Pandemic deals blow to plastic bag bans

SOURCE:

https://www.newsday.com/business/coronavirus/bag-ban-coronavirus-paper-reusable-1.43737794

By The Associated Press - April 10, 2020

Just weeks ago, cities, counties and states across the country were busy banning straws, limiting takeout containers and mandating that shoppers bring reusable bags or pay a fee as the movement to eliminate single-use plastics took hold in mainstream America.

What a difference a pandemic makes.

In a matter of days, hard-won bans to reduce the use of plastics — and particularly plastic shopping sacks — have come under fire amid worries about the virus clinging to reusable bags, cups and straws.

“The concerns are about any type of reusable product coming into a store or restaurant right now. You just don’t know if it is contaminated,” said Matt Seaholm, executive director of the American Recyclable Plastic Bag Alliance. “Expecting a worker to handle that item or it being put into the bagging area just seems to be an unnecessary risk to take right now.”

A study by the U.S. National Institutes of Health found the novel coronavirus can remain on plastics and stainless steel for up to three days, and on cardboard for up to one day. The Centers for Disease Control and Prevention says it appears possible for a person to get COVID-19 by touching a surface that has the virus on it and then touching their mouth, nose or eyes — but it's not thought that's the main way the virus spreads.

Stop & Shop and Stew Leonard’s said they have not banned reusable bags from their Long Island stores but are requesting that customers who use them bag their own groceries. Both stores say their stores are still offering single-use plastic bags. 

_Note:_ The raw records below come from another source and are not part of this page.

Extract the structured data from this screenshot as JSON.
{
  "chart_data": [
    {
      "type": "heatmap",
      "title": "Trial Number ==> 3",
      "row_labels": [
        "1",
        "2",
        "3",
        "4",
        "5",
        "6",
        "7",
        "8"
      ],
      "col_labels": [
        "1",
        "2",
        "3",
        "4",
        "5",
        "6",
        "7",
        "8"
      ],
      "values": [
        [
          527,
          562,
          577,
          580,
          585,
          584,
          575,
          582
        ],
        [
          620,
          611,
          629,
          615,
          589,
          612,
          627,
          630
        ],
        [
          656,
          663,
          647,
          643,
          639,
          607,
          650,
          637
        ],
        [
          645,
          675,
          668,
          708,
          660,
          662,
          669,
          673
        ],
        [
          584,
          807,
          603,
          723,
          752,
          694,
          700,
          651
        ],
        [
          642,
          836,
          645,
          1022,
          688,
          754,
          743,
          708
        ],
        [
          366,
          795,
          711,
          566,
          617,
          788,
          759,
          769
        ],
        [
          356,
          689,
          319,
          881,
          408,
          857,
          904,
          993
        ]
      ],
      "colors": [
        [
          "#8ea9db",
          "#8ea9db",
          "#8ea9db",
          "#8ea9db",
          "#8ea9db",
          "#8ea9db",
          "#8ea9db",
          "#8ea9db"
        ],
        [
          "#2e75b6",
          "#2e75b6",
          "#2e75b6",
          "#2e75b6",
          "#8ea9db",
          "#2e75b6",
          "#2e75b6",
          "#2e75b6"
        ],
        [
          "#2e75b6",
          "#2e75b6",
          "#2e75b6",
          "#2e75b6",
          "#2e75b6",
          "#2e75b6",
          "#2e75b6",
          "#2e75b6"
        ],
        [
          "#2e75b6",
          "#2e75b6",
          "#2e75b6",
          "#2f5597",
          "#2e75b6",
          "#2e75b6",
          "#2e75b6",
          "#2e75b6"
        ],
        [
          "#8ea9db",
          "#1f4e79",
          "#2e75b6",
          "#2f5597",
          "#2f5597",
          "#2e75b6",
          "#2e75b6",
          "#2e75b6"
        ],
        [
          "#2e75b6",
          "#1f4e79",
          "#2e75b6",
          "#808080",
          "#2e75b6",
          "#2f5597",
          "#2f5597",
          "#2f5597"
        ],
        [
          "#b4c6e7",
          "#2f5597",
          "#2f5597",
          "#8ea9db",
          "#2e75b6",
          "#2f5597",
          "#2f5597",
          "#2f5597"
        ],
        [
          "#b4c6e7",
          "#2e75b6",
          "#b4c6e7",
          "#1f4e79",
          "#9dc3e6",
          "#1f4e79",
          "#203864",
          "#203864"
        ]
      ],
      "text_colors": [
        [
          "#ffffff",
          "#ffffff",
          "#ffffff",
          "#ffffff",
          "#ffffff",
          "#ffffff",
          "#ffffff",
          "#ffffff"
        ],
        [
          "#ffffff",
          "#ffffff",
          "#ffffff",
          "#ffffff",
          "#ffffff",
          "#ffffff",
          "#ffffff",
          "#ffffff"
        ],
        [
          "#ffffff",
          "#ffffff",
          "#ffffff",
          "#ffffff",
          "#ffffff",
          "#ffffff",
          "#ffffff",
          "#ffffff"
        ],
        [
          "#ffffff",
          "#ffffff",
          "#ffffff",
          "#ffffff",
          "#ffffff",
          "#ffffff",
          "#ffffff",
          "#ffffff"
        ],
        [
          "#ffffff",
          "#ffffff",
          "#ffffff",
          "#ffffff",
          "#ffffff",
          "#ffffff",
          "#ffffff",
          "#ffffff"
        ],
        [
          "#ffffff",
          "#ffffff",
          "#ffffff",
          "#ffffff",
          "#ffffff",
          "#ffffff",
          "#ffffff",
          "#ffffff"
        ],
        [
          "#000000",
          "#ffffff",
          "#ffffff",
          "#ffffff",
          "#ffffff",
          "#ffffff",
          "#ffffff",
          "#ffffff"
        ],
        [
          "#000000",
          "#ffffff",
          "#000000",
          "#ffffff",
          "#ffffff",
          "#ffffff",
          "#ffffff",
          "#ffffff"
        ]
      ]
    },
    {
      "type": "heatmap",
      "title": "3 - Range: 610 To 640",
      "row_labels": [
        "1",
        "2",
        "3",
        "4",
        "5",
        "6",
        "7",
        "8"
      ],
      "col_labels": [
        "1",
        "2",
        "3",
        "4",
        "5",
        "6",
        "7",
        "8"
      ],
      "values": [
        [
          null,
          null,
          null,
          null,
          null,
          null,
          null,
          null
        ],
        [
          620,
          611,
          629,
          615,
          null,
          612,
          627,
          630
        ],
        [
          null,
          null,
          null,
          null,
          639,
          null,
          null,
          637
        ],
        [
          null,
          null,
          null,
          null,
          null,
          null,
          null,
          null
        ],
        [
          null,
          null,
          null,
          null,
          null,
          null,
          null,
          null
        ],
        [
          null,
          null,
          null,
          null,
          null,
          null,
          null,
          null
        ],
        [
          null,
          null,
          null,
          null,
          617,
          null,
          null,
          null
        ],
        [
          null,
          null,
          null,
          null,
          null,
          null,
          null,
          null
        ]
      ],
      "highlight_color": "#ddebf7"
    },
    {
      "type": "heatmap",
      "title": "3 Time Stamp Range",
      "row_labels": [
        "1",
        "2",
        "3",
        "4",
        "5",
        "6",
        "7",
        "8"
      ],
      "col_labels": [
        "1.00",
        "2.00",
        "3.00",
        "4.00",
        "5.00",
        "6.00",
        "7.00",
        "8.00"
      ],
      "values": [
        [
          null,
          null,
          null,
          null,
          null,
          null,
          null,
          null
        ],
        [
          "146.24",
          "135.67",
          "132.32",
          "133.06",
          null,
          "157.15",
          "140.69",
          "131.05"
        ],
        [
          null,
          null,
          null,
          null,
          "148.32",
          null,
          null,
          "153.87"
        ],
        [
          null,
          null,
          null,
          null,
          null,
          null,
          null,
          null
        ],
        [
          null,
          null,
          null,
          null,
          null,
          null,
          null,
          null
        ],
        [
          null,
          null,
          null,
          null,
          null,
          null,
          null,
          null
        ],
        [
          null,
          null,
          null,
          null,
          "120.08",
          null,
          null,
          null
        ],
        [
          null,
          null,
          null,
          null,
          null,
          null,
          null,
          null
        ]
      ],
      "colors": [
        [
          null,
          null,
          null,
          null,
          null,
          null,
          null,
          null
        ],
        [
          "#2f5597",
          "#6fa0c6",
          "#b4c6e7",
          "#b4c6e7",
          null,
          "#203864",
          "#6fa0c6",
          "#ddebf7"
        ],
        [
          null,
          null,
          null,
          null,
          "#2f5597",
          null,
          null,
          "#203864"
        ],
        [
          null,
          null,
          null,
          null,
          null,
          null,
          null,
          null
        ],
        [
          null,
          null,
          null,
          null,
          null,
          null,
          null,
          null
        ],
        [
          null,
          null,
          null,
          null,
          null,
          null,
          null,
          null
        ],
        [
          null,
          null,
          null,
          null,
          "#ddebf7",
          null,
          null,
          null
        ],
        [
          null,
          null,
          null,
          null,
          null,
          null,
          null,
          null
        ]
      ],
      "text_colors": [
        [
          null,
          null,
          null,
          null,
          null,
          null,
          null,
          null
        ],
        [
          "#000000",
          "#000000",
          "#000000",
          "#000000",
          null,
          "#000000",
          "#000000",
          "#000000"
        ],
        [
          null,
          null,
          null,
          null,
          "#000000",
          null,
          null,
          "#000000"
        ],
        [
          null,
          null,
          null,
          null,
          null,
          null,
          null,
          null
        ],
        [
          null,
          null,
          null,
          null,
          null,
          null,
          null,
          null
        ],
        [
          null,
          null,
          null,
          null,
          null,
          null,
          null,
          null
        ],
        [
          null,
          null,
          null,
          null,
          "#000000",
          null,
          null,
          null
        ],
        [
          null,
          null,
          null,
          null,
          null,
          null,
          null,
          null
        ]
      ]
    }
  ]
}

“At our stores in East Meadow and in Farmingdale, customers are still welcome to bring reusable bags,” said Meghan Bell, director of public relations for Stew Leonard’s. “However, we encourage the customers to bag their own groceries if they are using reusable bags. Our cashiers are wearing gloves and are also behind Plexiglas barriers.”

In New York, a ban on plastic bags was to have gone into effect on March 1, but enforcement was pushed from April to May, held up in part by a lawsuit against the Department of Environmental Conservation filed by Poly-Pak Industries, a Melville-based manufacturer of plastic bags, and an association of bodega store owners in New York City.

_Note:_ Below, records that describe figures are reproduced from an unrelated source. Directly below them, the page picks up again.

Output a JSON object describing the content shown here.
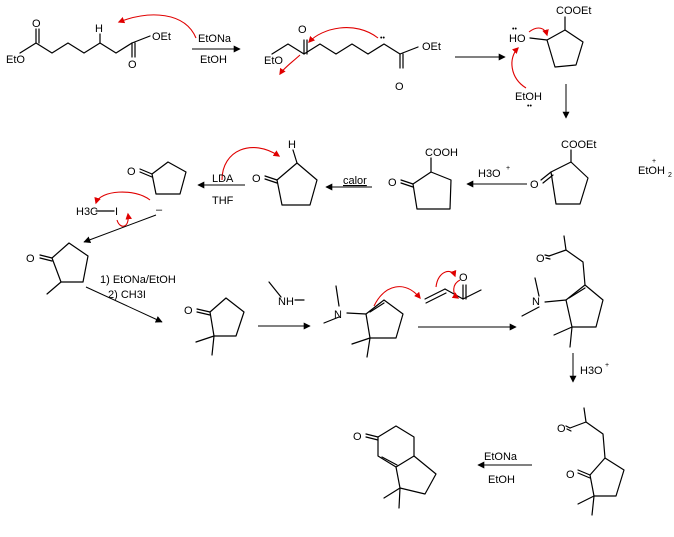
{
  "labels": {
    "EtO": "EtO",
    "OEt": "OEt",
    "O": "O",
    "H": "H",
    "HO": "HO",
    "EtOH": "EtOH",
    "COOEt": "COOEt",
    "COOH": "COOH",
    "N": "N",
    "I": "I",
    "H3C": "H3C",
    "EtOH2": "EtOH",
    "EtOH2_sub": "2",
    "plus": "+",
    "minus": "–",
    "lone_pair": "••"
  },
  "reagents": {
    "step1_top": "EtONa",
    "step1_bottom": "EtOH",
    "lda": "LDA",
    "thf": "THF",
    "calor": "calor",
    "h3o_a": "H3O",
    "h3o_b": "H3O",
    "h3o_plus": "+",
    "alkylation_1": "1) EtONa/EtOH",
    "alkylation_2": "2) CH3I",
    "final_top": "EtONa",
    "final_bottom": "EtOH"
  }
}
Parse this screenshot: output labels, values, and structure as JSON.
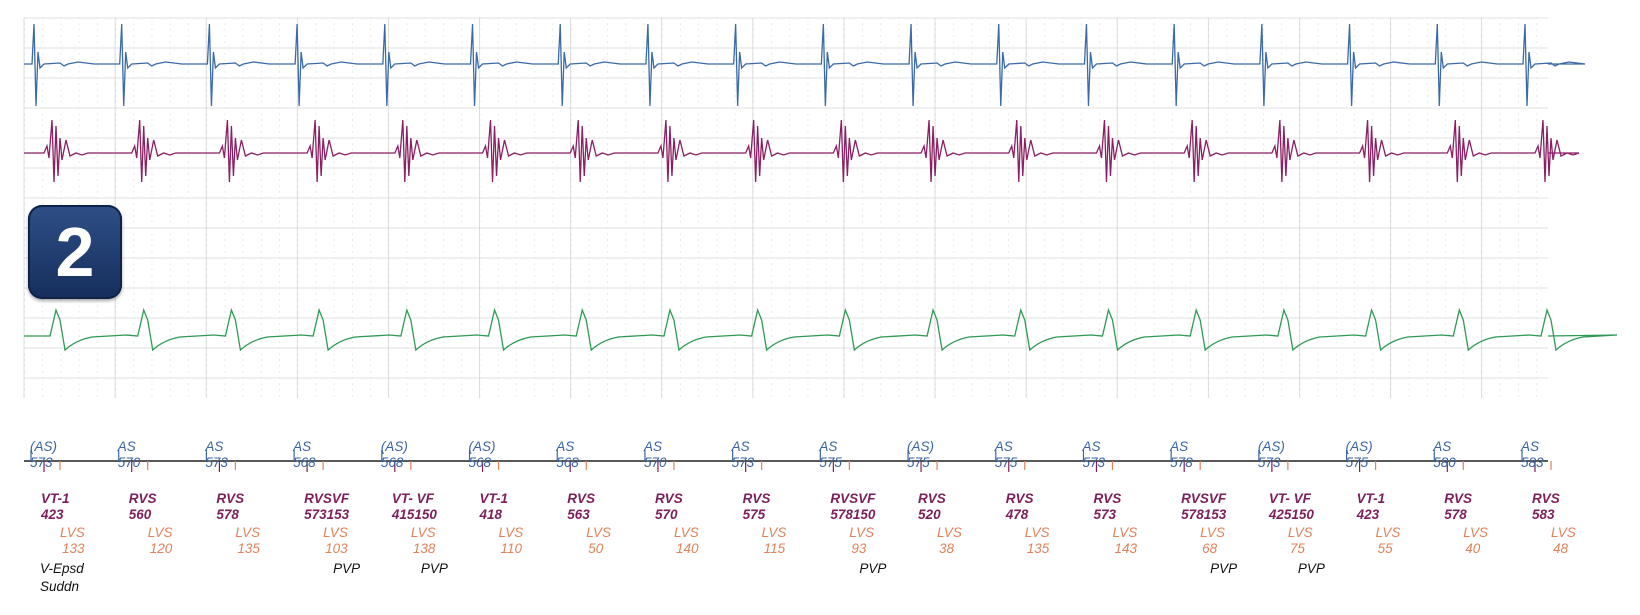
{
  "badge": {
    "label": "2"
  },
  "colors": {
    "atrial": "#3a6aa8",
    "rv": "#8a1f63",
    "shock": "#2e9a55",
    "as_text": "#3a63a3",
    "rv_text": "#7c1f5a",
    "lv_text": "#e0825a",
    "event_text": "#111111",
    "grid": "#d6d6d6"
  },
  "atrial_markers": [
    {
      "label": "(AS)",
      "value": "573"
    },
    {
      "label": "AS",
      "value": "570"
    },
    {
      "label": "AS",
      "value": "573"
    },
    {
      "label": "AS",
      "value": "568"
    },
    {
      "label": "(AS)",
      "value": "568"
    },
    {
      "label": "(AS)",
      "value": "568"
    },
    {
      "label": "AS",
      "value": "568"
    },
    {
      "label": "AS",
      "value": "570"
    },
    {
      "label": "AS",
      "value": "573"
    },
    {
      "label": "AS",
      "value": "575"
    },
    {
      "label": "(AS)",
      "value": "575"
    },
    {
      "label": "AS",
      "value": "575"
    },
    {
      "label": "AS",
      "value": "573"
    },
    {
      "label": "AS",
      "value": "578"
    },
    {
      "label": "(AS)",
      "value": "573"
    },
    {
      "label": "(AS)",
      "value": "575"
    },
    {
      "label": "AS",
      "value": "580"
    },
    {
      "label": "AS",
      "value": "583"
    }
  ],
  "rv_markers": [
    {
      "label": "VT-1",
      "value": "423"
    },
    {
      "label": "RVS",
      "value": "560"
    },
    {
      "label": "RVS",
      "value": "578"
    },
    {
      "label": "RVSVF",
      "value": "573153"
    },
    {
      "label": "VT- VF",
      "value": "415150"
    },
    {
      "label": "VT-1",
      "value": "418"
    },
    {
      "label": "RVS",
      "value": "563"
    },
    {
      "label": "RVS",
      "value": "570"
    },
    {
      "label": "RVS",
      "value": "575"
    },
    {
      "label": "RVSVF",
      "value": "578150"
    },
    {
      "label": "RVS",
      "value": "520"
    },
    {
      "label": "RVS",
      "value": "478"
    },
    {
      "label": "RVS",
      "value": "573"
    },
    {
      "label": "RVSVF",
      "value": "578153"
    },
    {
      "label": "VT- VF",
      "value": "425150"
    },
    {
      "label": "VT-1",
      "value": "423"
    },
    {
      "label": "RVS",
      "value": "578"
    },
    {
      "label": "RVS",
      "value": "583"
    }
  ],
  "lv_markers": [
    {
      "label": "LVS",
      "value": "133"
    },
    {
      "label": "LVS",
      "value": "120"
    },
    {
      "label": "LVS",
      "value": "135"
    },
    {
      "label": "LVS",
      "value": "103"
    },
    {
      "label": "LVS",
      "value": "138"
    },
    {
      "label": "LVS",
      "value": "110"
    },
    {
      "label": "LVS",
      "value": "50"
    },
    {
      "label": "LVS",
      "value": "140"
    },
    {
      "label": "LVS",
      "value": "115"
    },
    {
      "label": "LVS",
      "value": "93"
    },
    {
      "label": "LVS",
      "value": "38"
    },
    {
      "label": "LVS",
      "value": "135"
    },
    {
      "label": "LVS",
      "value": "143"
    },
    {
      "label": "LVS",
      "value": "68"
    },
    {
      "label": "LVS",
      "value": "75"
    },
    {
      "label": "LVS",
      "value": "55"
    },
    {
      "label": "LVS",
      "value": "40"
    },
    {
      "label": "LVS",
      "value": "48"
    }
  ],
  "events": [
    {
      "beat": 0,
      "lines": [
        "V-Epsd",
        "Suddn"
      ]
    },
    {
      "beat": 3,
      "lines": [
        "PVP"
      ]
    },
    {
      "beat": 4,
      "lines": [
        "PVP"
      ]
    },
    {
      "beat": 9,
      "lines": [
        "PVP"
      ]
    },
    {
      "beat": 13,
      "lines": [
        "PVP"
      ]
    },
    {
      "beat": 14,
      "lines": [
        "PVP"
      ]
    }
  ]
}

The plastics industry is lobbying to overturn bans on single-use plastics by arguing disposable plastics are the safest option amid the crisis. In addition to New York, bans are in the books in California, Connecticut, Delaware, Hawaii, Maine, Oregon and Vermont. Oregon and California also have laws limiting the use of plastic straws.

Some environmentalists say the plastic industry is using the pandemic to gin up unnecessary concern over reusable bags.

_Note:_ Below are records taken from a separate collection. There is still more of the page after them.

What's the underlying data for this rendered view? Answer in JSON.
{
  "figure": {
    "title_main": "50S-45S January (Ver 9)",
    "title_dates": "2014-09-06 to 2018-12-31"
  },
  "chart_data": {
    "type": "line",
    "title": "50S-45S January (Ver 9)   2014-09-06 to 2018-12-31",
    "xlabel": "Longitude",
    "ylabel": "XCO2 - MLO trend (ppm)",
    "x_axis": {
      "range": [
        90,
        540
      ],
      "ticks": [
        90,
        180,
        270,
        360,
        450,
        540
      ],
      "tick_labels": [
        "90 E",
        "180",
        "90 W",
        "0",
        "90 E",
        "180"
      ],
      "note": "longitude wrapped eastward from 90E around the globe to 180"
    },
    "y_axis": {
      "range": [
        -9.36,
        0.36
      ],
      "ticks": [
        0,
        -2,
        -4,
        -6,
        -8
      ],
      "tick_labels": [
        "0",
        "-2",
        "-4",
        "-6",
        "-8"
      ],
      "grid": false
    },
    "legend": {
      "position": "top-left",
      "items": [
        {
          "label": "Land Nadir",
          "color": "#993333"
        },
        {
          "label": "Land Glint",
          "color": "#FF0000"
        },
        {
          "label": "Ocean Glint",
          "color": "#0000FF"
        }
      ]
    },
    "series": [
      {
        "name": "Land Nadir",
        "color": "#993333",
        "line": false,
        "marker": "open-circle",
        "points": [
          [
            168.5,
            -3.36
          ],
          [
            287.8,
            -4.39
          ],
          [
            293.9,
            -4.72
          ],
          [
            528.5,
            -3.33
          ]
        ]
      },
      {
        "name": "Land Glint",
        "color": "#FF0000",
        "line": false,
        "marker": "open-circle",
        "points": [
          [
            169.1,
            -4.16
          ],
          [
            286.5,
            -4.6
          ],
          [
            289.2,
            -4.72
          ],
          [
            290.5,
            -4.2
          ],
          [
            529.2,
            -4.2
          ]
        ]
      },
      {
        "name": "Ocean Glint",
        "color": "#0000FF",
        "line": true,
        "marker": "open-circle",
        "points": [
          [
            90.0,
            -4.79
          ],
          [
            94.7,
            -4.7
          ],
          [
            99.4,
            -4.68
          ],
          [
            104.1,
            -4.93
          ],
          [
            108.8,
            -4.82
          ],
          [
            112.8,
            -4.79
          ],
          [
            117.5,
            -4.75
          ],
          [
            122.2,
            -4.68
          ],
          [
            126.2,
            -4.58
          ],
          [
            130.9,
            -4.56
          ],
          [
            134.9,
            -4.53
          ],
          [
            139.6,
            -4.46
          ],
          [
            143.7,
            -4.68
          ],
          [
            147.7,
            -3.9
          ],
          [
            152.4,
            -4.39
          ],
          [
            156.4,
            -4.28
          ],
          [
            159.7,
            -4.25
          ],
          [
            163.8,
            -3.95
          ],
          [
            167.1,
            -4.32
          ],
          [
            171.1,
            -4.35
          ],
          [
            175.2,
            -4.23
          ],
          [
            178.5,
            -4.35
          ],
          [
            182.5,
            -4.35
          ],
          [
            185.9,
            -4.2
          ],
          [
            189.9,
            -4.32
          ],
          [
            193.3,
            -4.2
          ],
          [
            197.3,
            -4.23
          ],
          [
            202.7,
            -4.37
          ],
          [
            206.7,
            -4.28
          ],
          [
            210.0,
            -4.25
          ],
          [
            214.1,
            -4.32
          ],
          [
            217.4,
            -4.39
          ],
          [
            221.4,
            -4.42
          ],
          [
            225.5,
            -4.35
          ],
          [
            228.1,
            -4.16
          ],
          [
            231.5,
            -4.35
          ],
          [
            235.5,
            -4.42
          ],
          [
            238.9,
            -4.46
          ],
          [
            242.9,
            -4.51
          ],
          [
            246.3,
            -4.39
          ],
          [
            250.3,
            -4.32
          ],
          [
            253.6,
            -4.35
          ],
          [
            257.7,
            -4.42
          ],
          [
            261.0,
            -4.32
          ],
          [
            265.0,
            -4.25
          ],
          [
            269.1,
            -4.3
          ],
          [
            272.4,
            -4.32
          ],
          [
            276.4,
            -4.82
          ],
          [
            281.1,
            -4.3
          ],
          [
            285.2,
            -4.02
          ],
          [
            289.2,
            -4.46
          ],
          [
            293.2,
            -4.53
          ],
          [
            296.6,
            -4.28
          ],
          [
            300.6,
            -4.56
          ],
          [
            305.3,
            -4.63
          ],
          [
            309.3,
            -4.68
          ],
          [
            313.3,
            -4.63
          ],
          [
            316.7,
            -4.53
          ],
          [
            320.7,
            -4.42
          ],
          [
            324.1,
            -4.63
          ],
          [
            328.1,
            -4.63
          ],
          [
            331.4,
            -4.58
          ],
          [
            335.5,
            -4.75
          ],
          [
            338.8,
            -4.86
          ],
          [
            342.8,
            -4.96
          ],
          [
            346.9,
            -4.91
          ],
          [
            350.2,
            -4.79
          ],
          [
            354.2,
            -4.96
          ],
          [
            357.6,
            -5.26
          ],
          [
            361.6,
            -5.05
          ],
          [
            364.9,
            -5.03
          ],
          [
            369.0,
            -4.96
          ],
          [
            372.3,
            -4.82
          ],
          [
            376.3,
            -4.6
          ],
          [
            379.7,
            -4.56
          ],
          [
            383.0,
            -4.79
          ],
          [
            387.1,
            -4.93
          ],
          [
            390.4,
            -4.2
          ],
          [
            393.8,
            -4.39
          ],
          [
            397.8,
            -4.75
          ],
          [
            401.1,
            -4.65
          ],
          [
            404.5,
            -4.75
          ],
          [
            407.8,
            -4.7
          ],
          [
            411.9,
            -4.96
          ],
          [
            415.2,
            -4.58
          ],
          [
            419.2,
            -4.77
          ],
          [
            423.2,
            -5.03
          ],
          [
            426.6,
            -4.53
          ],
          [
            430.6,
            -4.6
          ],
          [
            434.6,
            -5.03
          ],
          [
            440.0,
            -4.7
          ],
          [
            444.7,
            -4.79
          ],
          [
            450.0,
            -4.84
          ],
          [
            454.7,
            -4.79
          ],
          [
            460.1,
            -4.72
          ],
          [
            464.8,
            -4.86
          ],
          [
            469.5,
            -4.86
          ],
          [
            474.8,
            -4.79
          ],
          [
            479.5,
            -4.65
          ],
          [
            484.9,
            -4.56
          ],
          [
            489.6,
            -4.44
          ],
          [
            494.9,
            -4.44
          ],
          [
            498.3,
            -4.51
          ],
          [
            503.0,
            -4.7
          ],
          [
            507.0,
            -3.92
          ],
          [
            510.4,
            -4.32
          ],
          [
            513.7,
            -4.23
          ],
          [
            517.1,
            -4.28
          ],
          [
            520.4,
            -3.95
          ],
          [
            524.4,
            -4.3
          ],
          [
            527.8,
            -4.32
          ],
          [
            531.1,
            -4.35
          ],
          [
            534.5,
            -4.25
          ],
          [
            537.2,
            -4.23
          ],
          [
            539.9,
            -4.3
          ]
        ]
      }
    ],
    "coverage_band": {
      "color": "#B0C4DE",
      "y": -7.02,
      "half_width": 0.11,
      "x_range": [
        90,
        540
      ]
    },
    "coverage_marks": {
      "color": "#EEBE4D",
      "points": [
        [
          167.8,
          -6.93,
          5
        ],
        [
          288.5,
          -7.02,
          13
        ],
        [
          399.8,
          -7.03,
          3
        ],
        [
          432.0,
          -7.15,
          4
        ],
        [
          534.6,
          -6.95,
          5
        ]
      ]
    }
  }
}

“The plastics industry has been in public relations overdrive mode since the coronavirus appeared in China, not just in the U.S,” said Judith Enck, a former EPA regional administrator who now teaches about plastic pollution at Bennington College in Vermont. “There’s no evidence that reusable bags are source of the coronavirus.”

Other environmentalists see the concerns as temporary.

“When coronavirus subsides, we’re going to still need to have clean water and a clean environment,” said Adrienne Esposito, executive director of Citizens Campaign for the Environment in Farmingdale and supporter of the ban. “The driving need to reduce plastics is still real. We’re confident the state policies on environmental protection will be just as strong.”

The Plastics Industry Association recently sent a letter to Alex Azar, head of the U.S. Department of Health and Human Services and asked him to speak out against plastic bag bans because they put consumers and workers at risk. And the American Recyclable Plastic Bag Alliance is doubling down on its opposition to plastic bag bans under a preexisting campaign titled Bag the Ban.

“They are not very sanitary,” said Ken Trottere, vice president of Poly-Pak Industries, Inc.